There are many potential pitfalls and challenges that managers face when going through a merger. Accounting systems need to be combined, information technology infrastructures merged, and in many instances, roles and responsibilities are consolidated. However, the largest and usually most daunting challenge is getting people to change. .
Change always causes stress and anxiety. Employees will have many questions about whether they will have jobs, what their new roles and responsibilities will be, if they will be relocated, what happens with their salary and benefits, and many more other issues. They will also want to know about the other company in order to have a better understanding of the new work environment. .
Of all the issues that will arise during the transition, the issue likely to jump to the fore is that of corporate philosophies. What will the philosophy of the new company be? This philosophy will set the tone for the merger and give employees a strong indication of what to expect after the merger has been completed. .
To research this issue, a couple of approaches can be taken. This paper will discuss in more detail how gap analysis, case studies and benchmarking can be used to uncover solid background information that managers can use to ease the transition.

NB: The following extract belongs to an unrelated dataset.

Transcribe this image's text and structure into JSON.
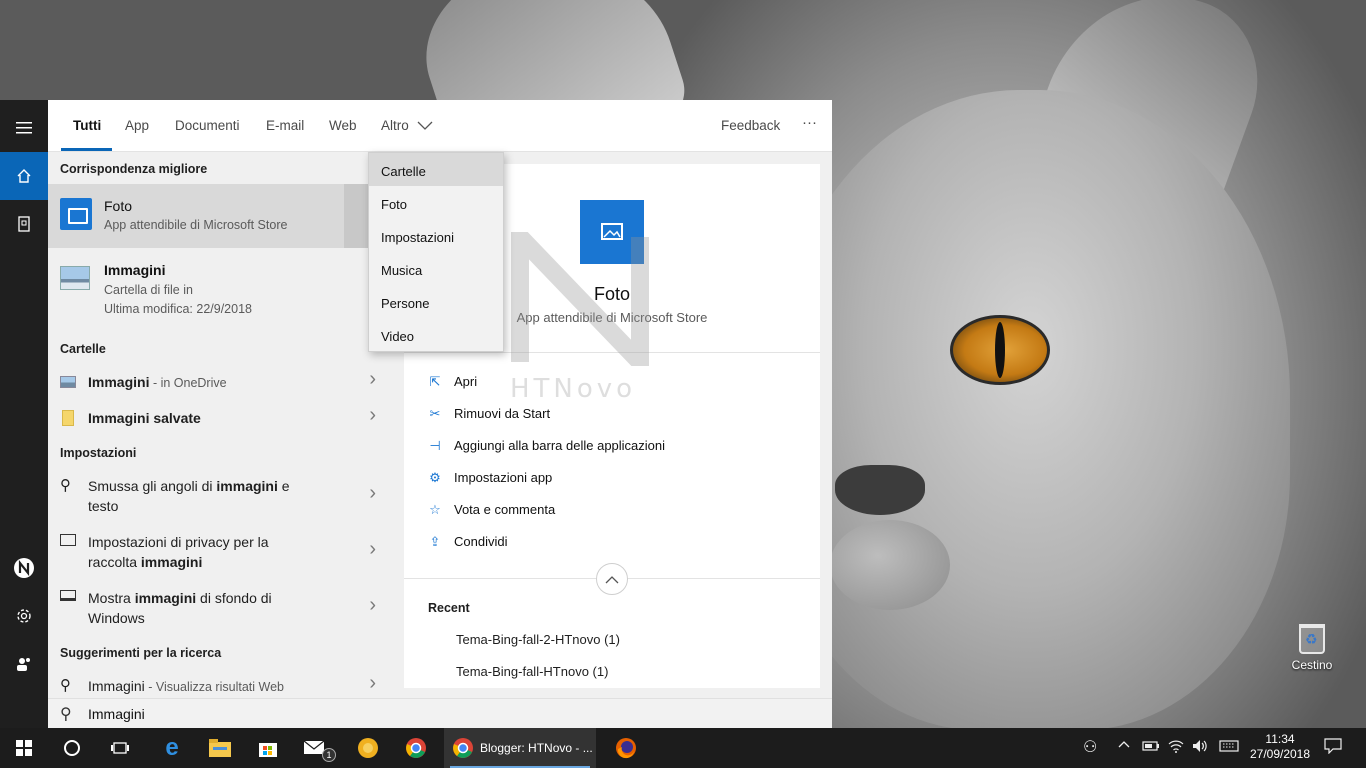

Once the research phase has been completed, a strategy will be put together to guide the transition. A strategic framework for change management will provide the necessary support for change within the organization. This paper will describe how the framework will support employee motivation as well as anticipate and address issues that may arise during the transition. .
After the strategy has been formulated and implemented, various metrics will be used to track overall performance. Productivity, absenteeism, turnover and job satisfaction will be the main variables monitored to ensure that the strategy is successful in keeping work performance and job satisfaction high during the transition period.